Regarding the IM and due to the BackHome user requirements and end-user characteristics, in addition to PP (that is essential), AR, SC and RA was implemented.

AR was first evaluated with 2 able-bodied users in Barcelona, as reported in [16]. The hierarchical classifier showed an improvement of 15 % of accuracy with respect to a rule-based solution (see Table 1). To highlight the performance of the proposed approach, let us consider the Fig. 7 that shows a comparison between the real data, labeled during the validation phase (on the left), and the data classified by relying to the approach proposed in this chapter (on the right).

Table 1 Results of the overall hierarchical approach with respect to the rule-based one
Fig. 7
figure 7

Comparison between real labeled data and data classified by the hierarchical approach

Fig. 8
figure 8

Indoor user habits recognized by the SB-TMHSS for HU1 (the two graphs on the top) and HU3 (the two graphs on the bottom) for a period of 1 month

Fig. 9
figure 9

An example of data coming from the sensors as shown to the therapist

Fig. 10
figure 10

Trigger definition therapist interface

Figure 8 shows the results belonging to 1 month of indoor monitoring; outdoor monitoring is reported similarly. In particular, for each user the following information is given: when the user was at home, away, or received visits day by day and a summary of the different locations in which the user was during a period of 1 month.

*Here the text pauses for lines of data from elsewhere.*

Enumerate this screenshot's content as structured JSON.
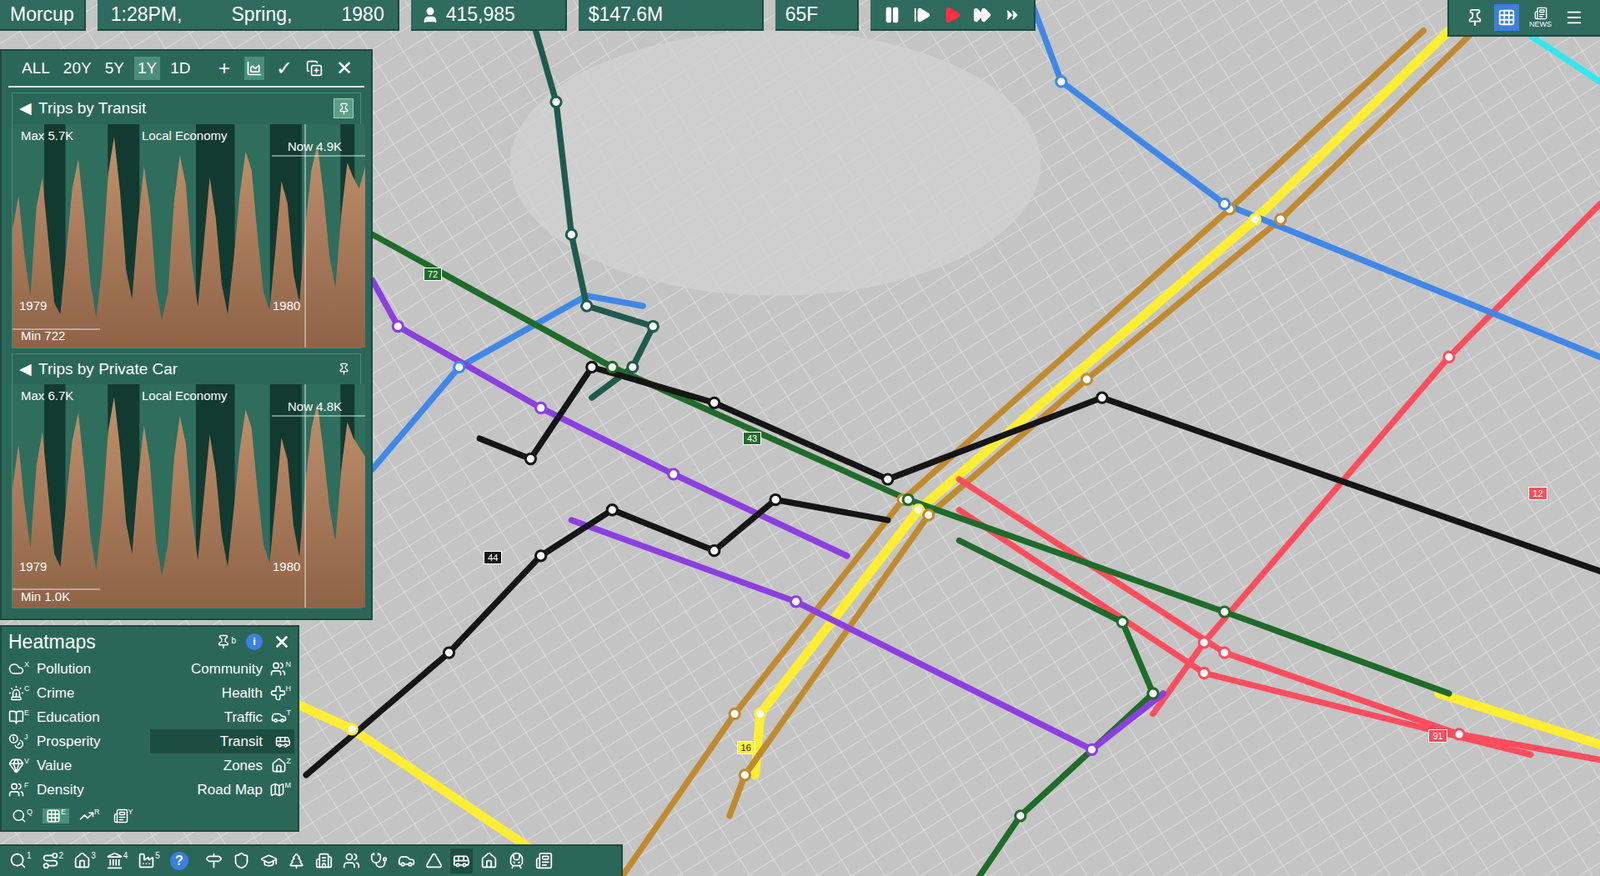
{
  "top_bar": {
    "city": "Morcup",
    "time": "1:28PM,",
    "season": "Spring,",
    "year": "1980",
    "population": "415,985",
    "money": "$147.6M",
    "temperature": "65F",
    "speeds": [
      {
        "name": "pause",
        "active": false
      },
      {
        "name": "step",
        "active": false
      },
      {
        "name": "play",
        "active": true
      },
      {
        "name": "fast",
        "active": false
      },
      {
        "name": "fastest",
        "active": false
      }
    ],
    "tools": [
      {
        "name": "pin",
        "label": "",
        "selected": false
      },
      {
        "name": "grid",
        "label": "",
        "selected": true
      },
      {
        "name": "news",
        "label": "NEWS",
        "selected": false
      },
      {
        "name": "menu",
        "label": "",
        "selected": false
      }
    ]
  },
  "chart_window": {
    "ranges": [
      {
        "label": "ALL",
        "selected": false
      },
      {
        "label": "20Y",
        "selected": false
      },
      {
        "label": "5Y",
        "selected": false
      },
      {
        "label": "1Y",
        "selected": true
      },
      {
        "label": "1D",
        "selected": false
      }
    ],
    "actions": [
      {
        "label": "+",
        "kind": "text",
        "selected": false
      },
      {
        "label": "",
        "kind": "chart",
        "selected": true
      },
      {
        "label": "✓",
        "kind": "text",
        "selected": false
      },
      {
        "label": "",
        "kind": "addchart",
        "selected": false
      },
      {
        "label": "✕",
        "kind": "text",
        "selected": false
      }
    ],
    "charts": [
      {
        "arrow": "◀",
        "title": "Trips by Transit",
        "pinned": true,
        "max": "Max  5.7K",
        "scope": "Local Economy",
        "now": "Now  4.9K",
        "min": "Min  722",
        "start": "1979",
        "end": "1980",
        "max_value": 5700,
        "values": [
          3200,
          4100,
          2500,
          1400,
          3800,
          4600,
          2900,
          1200,
          900,
          2600,
          4300,
          5100,
          3600,
          1800,
          800,
          2200,
          4700,
          5700,
          4200,
          2100,
          1300,
          3400,
          4900,
          3800,
          1600,
          722,
          1500,
          3900,
          5200,
          4400,
          2300,
          1100,
          2800,
          4600,
          3500,
          1700,
          900,
          2400,
          4100,
          5300,
          4800,
          3000,
          1500,
          1000,
          2700,
          4500,
          3900,
          2000,
          1200,
          3300,
          4800,
          5500,
          4200,
          2500,
          1600,
          3600,
          5000,
          4600,
          4300,
          4900
        ]
      },
      {
        "arrow": "◀",
        "title": "Trips by Private Car",
        "pinned": false,
        "max": "Max  6.7K",
        "scope": "Local Economy",
        "now": "Now  4.8K",
        "min": "Min  1.0K",
        "start": "1979",
        "end": "1980",
        "max_value": 6700,
        "values": [
          3800,
          5200,
          3300,
          1900,
          4500,
          5600,
          3600,
          1700,
          1300,
          3400,
          5300,
          6200,
          4400,
          2300,
          1200,
          2900,
          5600,
          6700,
          5000,
          2700,
          1700,
          4100,
          5800,
          4600,
          2100,
          1000,
          2000,
          4700,
          6100,
          5200,
          3000,
          1500,
          3500,
          5500,
          4300,
          2300,
          1300,
          3100,
          5000,
          6300,
          5700,
          3700,
          2000,
          1400,
          3400,
          5400,
          4700,
          2600,
          1600,
          4000,
          5700,
          6500,
          5000,
          3200,
          2100,
          4400,
          5900,
          5400,
          5100,
          4800
        ]
      }
    ]
  },
  "heatmaps": {
    "title": "Heatmaps",
    "pin_key": "b",
    "info": "i",
    "items": [
      {
        "label": "Pollution",
        "key": "X",
        "selected": false
      },
      {
        "label": "Community",
        "key": "N",
        "selected": false
      },
      {
        "label": "Crime",
        "key": "C",
        "selected": false
      },
      {
        "label": "Health",
        "key": "H",
        "selected": false
      },
      {
        "label": "Education",
        "key": "E",
        "selected": false
      },
      {
        "label": "Traffic",
        "key": "T",
        "selected": false
      },
      {
        "label": "Prosperity",
        "key": "J",
        "selected": false
      },
      {
        "label": "Transit",
        "key": "",
        "selected": true
      },
      {
        "label": "Value",
        "key": "V",
        "selected": false
      },
      {
        "label": "Zones",
        "key": "Z",
        "selected": false
      },
      {
        "label": "Density",
        "key": "F",
        "selected": false
      },
      {
        "label": "Road  Map",
        "key": "M",
        "selected": false
      }
    ],
    "tools": [
      {
        "key": "Q",
        "selected": false
      },
      {
        "key": "E",
        "selected": true
      },
      {
        "key": "R",
        "selected": false
      },
      {
        "key": "Y",
        "selected": false
      }
    ]
  },
  "toolbar": [
    {
      "key": "1",
      "label": "",
      "selected": false
    },
    {
      "key": "2",
      "label": "",
      "selected": false
    },
    {
      "key": "3",
      "label": "",
      "selected": false
    },
    {
      "key": "4",
      "label": "",
      "selected": false
    },
    {
      "key": "5",
      "label": "",
      "selected": false
    },
    {
      "key": "",
      "label": "?",
      "selected": false
    },
    {
      "key": "",
      "label": "",
      "selected": false
    },
    {
      "key": "",
      "label": "",
      "selected": false
    },
    {
      "key": "",
      "label": "",
      "selected": false
    },
    {
      "key": "",
      "label": "",
      "selected": false
    },
    {
      "key": "",
      "label": "",
      "selected": false
    },
    {
      "key": "",
      "label": "",
      "selected": false
    },
    {
      "key": "",
      "label": "",
      "selected": false
    },
    {
      "key": "",
      "label": "",
      "selected": false
    },
    {
      "key": "",
      "label": "",
      "selected": false
    },
    {
      "key": "",
      "label": "",
      "selected": true
    },
    {
      "key": "",
      "label": "",
      "selected": false
    },
    {
      "key": "",
      "label": "",
      "selected": false
    },
    {
      "key": "",
      "label": "",
      "selected": false
    }
  ],
  "map": {
    "routes": [
      {
        "color": "#ffee33"
      },
      {
        "color": "#c08a2e"
      },
      {
        "color": "#ff4d5e"
      },
      {
        "color": "#3f87e8"
      },
      {
        "color": "#1f5a4d"
      },
      {
        "color": "#1f6b2a"
      },
      {
        "color": "#8c3fe0"
      },
      {
        "color": "#151515"
      },
      {
        "color": "#33e6ee"
      }
    ],
    "labels": [
      {
        "text": "72",
        "color": "#1f6b2a"
      },
      {
        "text": "43",
        "color": "#1f6b2a"
      },
      {
        "text": "44",
        "color": "#151515"
      },
      {
        "text": "12",
        "color": "#ff4d5e"
      },
      {
        "text": "16",
        "color": "#ffee33"
      },
      {
        "text": "91",
        "color": "#ff4d5e"
      }
    ]
  }
}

The Healthcare center in BackHome, called Therapist Station, allows therapists to remotely manage the end-user. Among the overall set of functionality provided by the therapist station, let us consider here the most relevant for monitoring and supporting.

Thanks to the IM, the Therapist Station daily receives the summary of the information regarding the daily-life activities of the user (computed by SC). Figure 9 shows an example of data coming from the sensors regarding both indoor and outdoor activities.

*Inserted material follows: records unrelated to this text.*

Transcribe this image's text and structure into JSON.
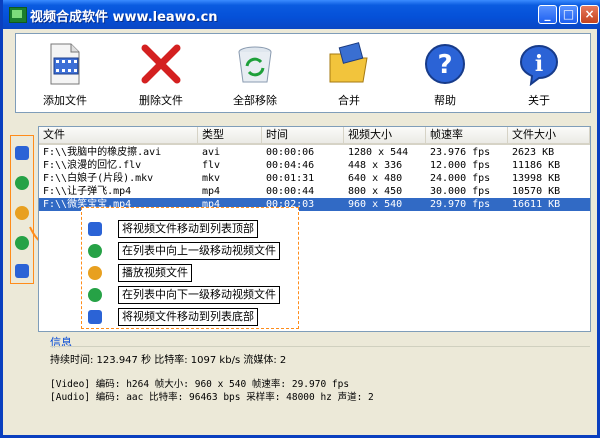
{
  "window": {
    "title": "视频合成软件 www.leawo.cn",
    "buttons": {
      "minimize": "_",
      "maximize": "□",
      "close": "×"
    }
  },
  "toolbar": {
    "items": [
      {
        "label": "添加文件",
        "icon": "add-file-icon"
      },
      {
        "label": "删除文件",
        "icon": "delete-file-icon"
      },
      {
        "label": "全部移除",
        "icon": "remove-all-icon"
      },
      {
        "label": "合并",
        "icon": "merge-icon"
      },
      {
        "label": "帮助",
        "icon": "help-icon"
      },
      {
        "label": "关于",
        "icon": "about-icon"
      }
    ]
  },
  "list": {
    "columns": [
      "文件",
      "类型",
      "时间",
      "视频大小",
      "帧速率",
      "文件大小"
    ],
    "rows": [
      {
        "file": "F:\\\\我脑中的橡皮擦.avi",
        "type": "avi",
        "time": "00:00:06",
        "size": "1280 x 544",
        "fps": "23.976 fps",
        "filesize": "2623 KB"
      },
      {
        "file": "F:\\\\浪漫的回忆.flv",
        "type": "flv",
        "time": "00:04:46",
        "size": "448 x 336",
        "fps": "12.000 fps",
        "filesize": "11186 KB"
      },
      {
        "file": "F:\\\\白娘子(片段).mkv",
        "type": "mkv",
        "time": "00:01:31",
        "size": "640 x 480",
        "fps": "24.000 fps",
        "filesize": "13998 KB"
      },
      {
        "file": "F:\\\\让子弹飞.mp4",
        "type": "mp4",
        "time": "00:00:44",
        "size": "800 x 450",
        "fps": "30.000 fps",
        "filesize": "10570 KB"
      },
      {
        "file": "F:\\\\微笑宝宝.mp4",
        "type": "mp4",
        "time": "00:02:03",
        "size": "960 x 540",
        "fps": "29.970 fps",
        "filesize": "16611 KB"
      }
    ]
  },
  "legend": {
    "items": [
      "将视频文件移动到列表顶部",
      "在列表中向上一级移动视频文件",
      "播放视频文件",
      "在列表中向下一级移动视频文件",
      "将视频文件移动到列表底部"
    ]
  },
  "info": {
    "label": "信息",
    "summary": "持续时间: 123.947 秒  比特率: 1097 kb/s  流媒体: 2",
    "video": "[Video]  编码: h264  帧大小: 960 x 540  帧速率: 29.970 fps",
    "audio": "[Audio]  编码: aac  比特率: 96463 bps  采样率: 48000 hz  声道: 2"
  },
  "colors": {
    "titlebar": "#0550d8",
    "selection": "#316ac5",
    "accent_orange": "#ff8c1a",
    "info_blue": "#0046d5"
  }
}
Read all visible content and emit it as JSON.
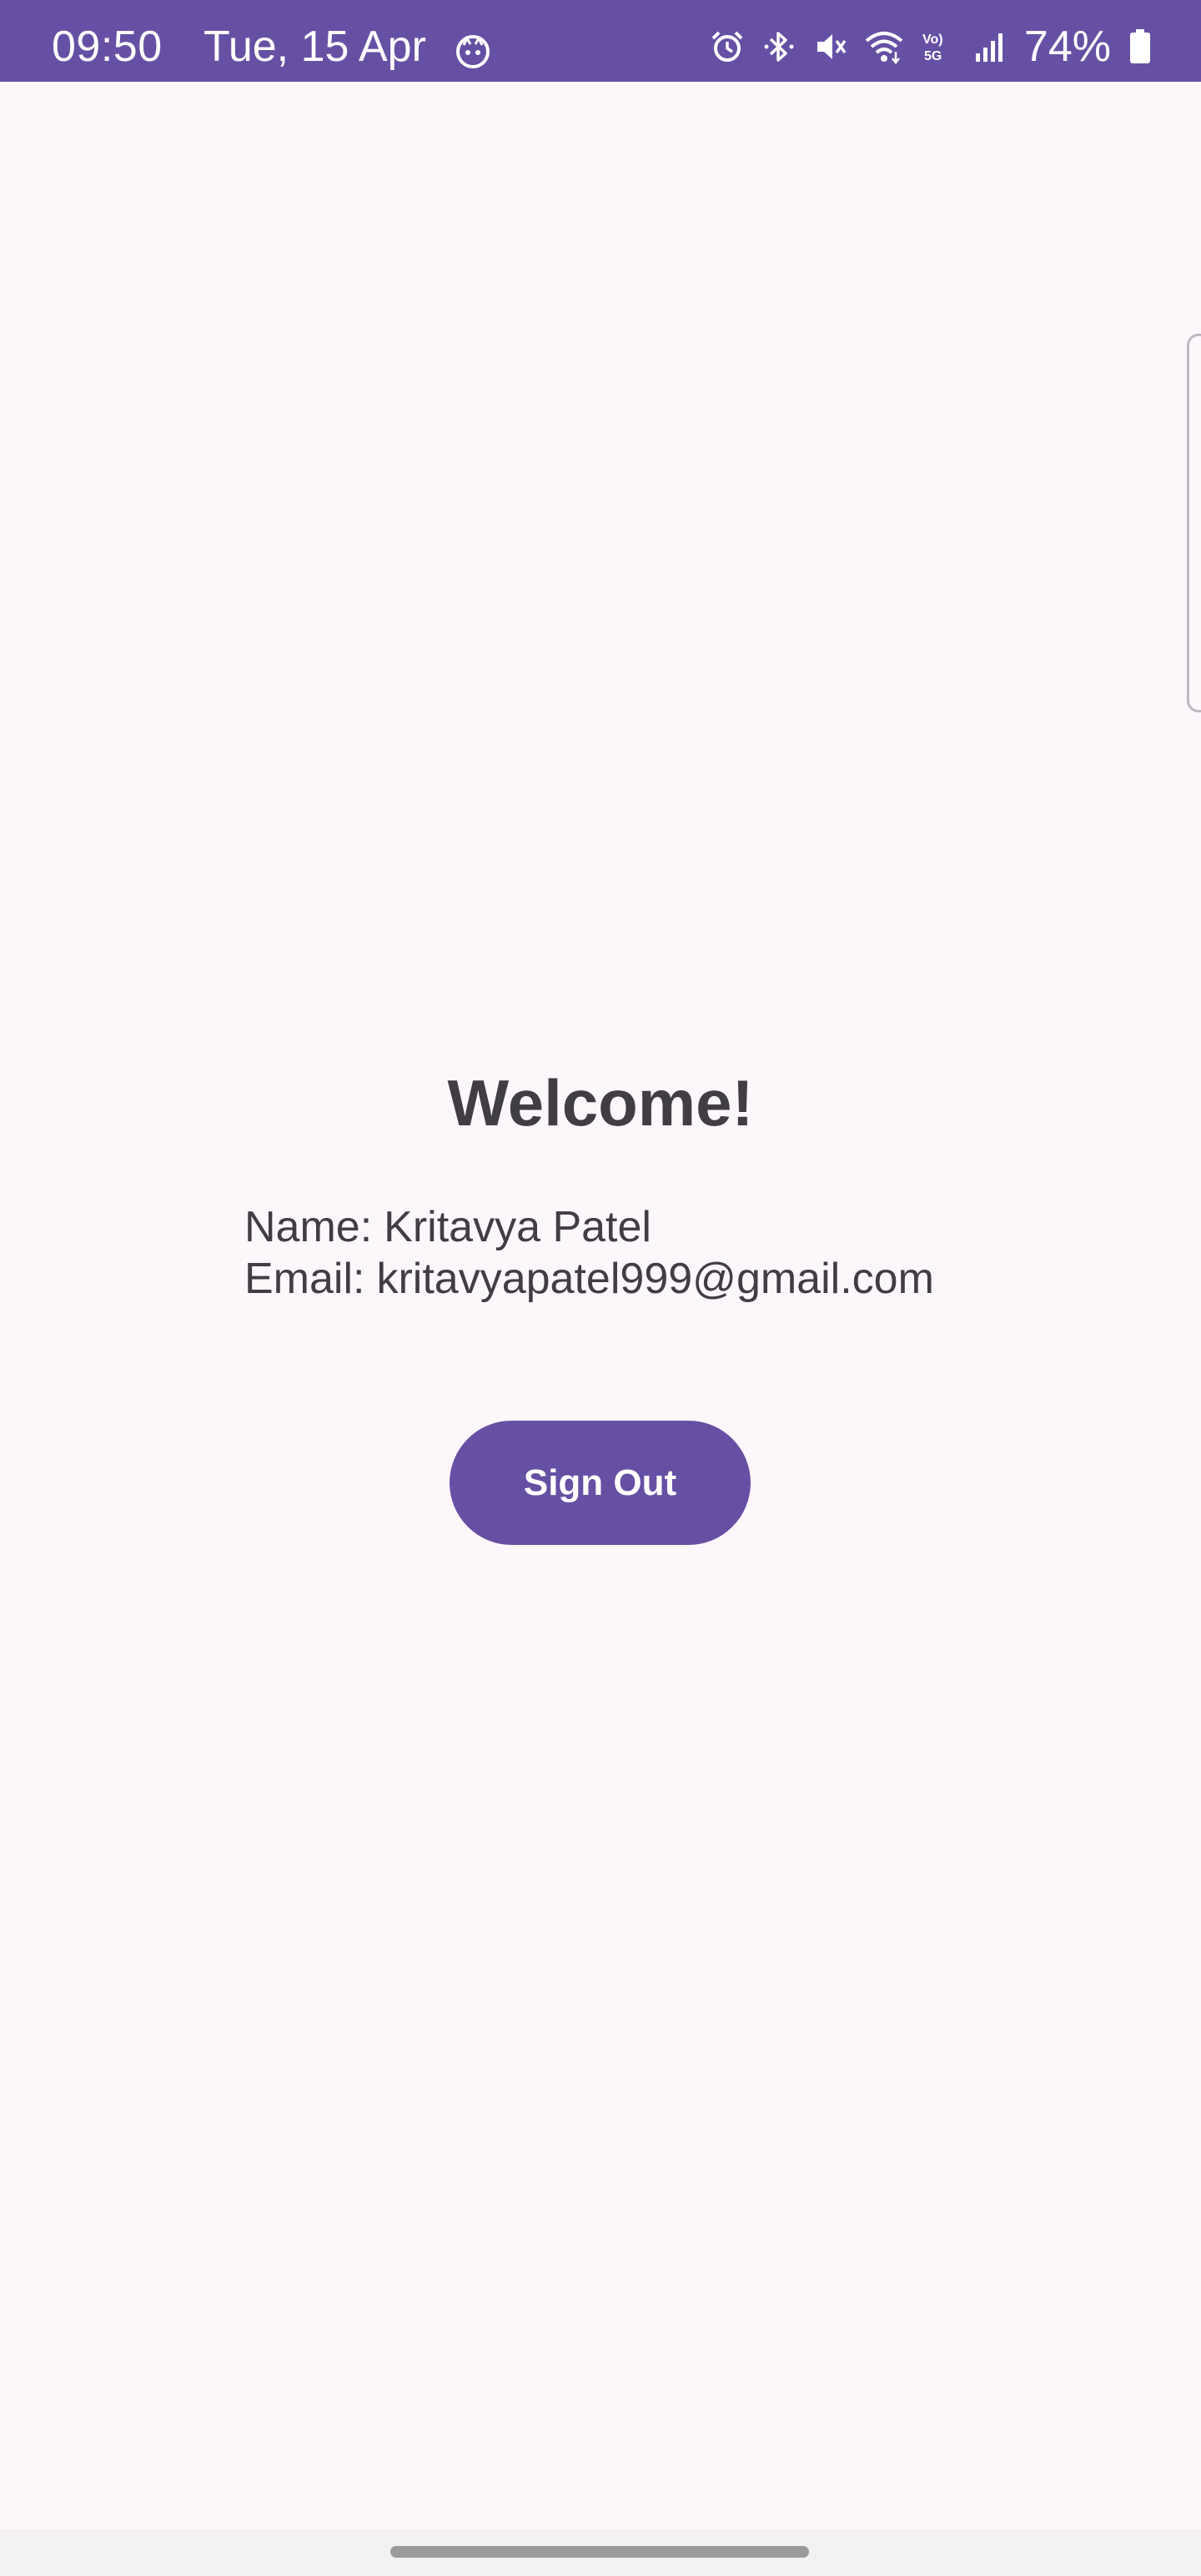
{
  "status_bar": {
    "time": "09:50",
    "date": "Tue, 15 Apr",
    "battery_percent": "74%",
    "background_color": "#6650a4",
    "icons": [
      "app-notification-icon",
      "alarm-icon",
      "bluetooth-icon",
      "mute-icon",
      "wifi-icon",
      "volte-5g-icon",
      "signal-icon",
      "battery-icon"
    ]
  },
  "main": {
    "title": "Welcome!",
    "name_label": "Name:",
    "name_value": "Kritavya Patel",
    "email_label": "Email:",
    "email_value": "kritavyapatel999@gmail.com",
    "sign_out_label": "Sign Out"
  },
  "theme": {
    "accent": "#6650a4",
    "background": "#fdf7fc",
    "text": "#413d45"
  }
}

Moreover, therapists defined simple rules, such the one shown in Fig. 10. The therapist set a rule to raise an alarm if the user spends more than ten hours at bed in a day.

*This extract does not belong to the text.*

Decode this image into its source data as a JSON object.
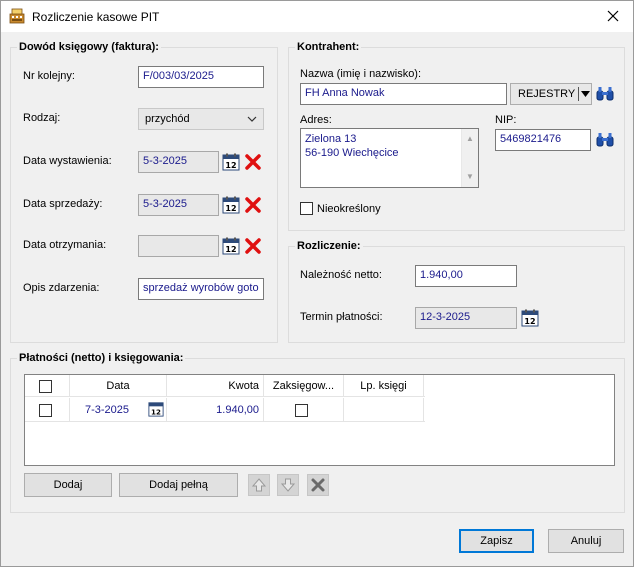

Overall the healthcare center was viewed in a positive light and considered to be an asset to daily practice. On average, the 36.63 % of the therapists evaluated as positive (4) the overall healthcare center and the 44.22 % as very positive (5), making a total of 80.86 % of positive and very positive evaluation. The Therapist Station was thought to be “modern and is relatively easy to use” and that the “site is laid out well”. The focus of the BackHome therapist station was considered to be a “very useful starting point when a client returns home from hospital and is very dependent”. Additionally, it might be useful to think of other populations and applications for the therapist station, “the Therapist Station is an excellent platform, could be used with a range of clients; in paediatrics would be good for assigning home programmes etc”.

5 Conclusions

In this chapter, we presented a sensor-based system aimed at detecting emergencies, recognizing activities, sending notification as well as collecting the information in a summary and executing actions triggered by means of a rule-based engine. The goal of the implemented system was to monitor and support people that need assistance and to constantly give a suitable feedback to therapists and/or caregivers. They have access to information about the evolution of the status, behavior and habits of the corresponding user, thanks to a web-based application. Under the umbrella of BackHome, the system has been installed and tested in two disabled people’s homes where is currently running and remotely tested by about 80 therapists.

The BackHome telemonitoring features have proven to be an effective way of remotely reporting information about end-user habits, quality of life and detailed usage of the BCI environment. Those telemonitoring capabilities of the BackHome system provide tools and means for therapists and technical experts to support end-users and caregivers at home in a reactive but also in a proactive way.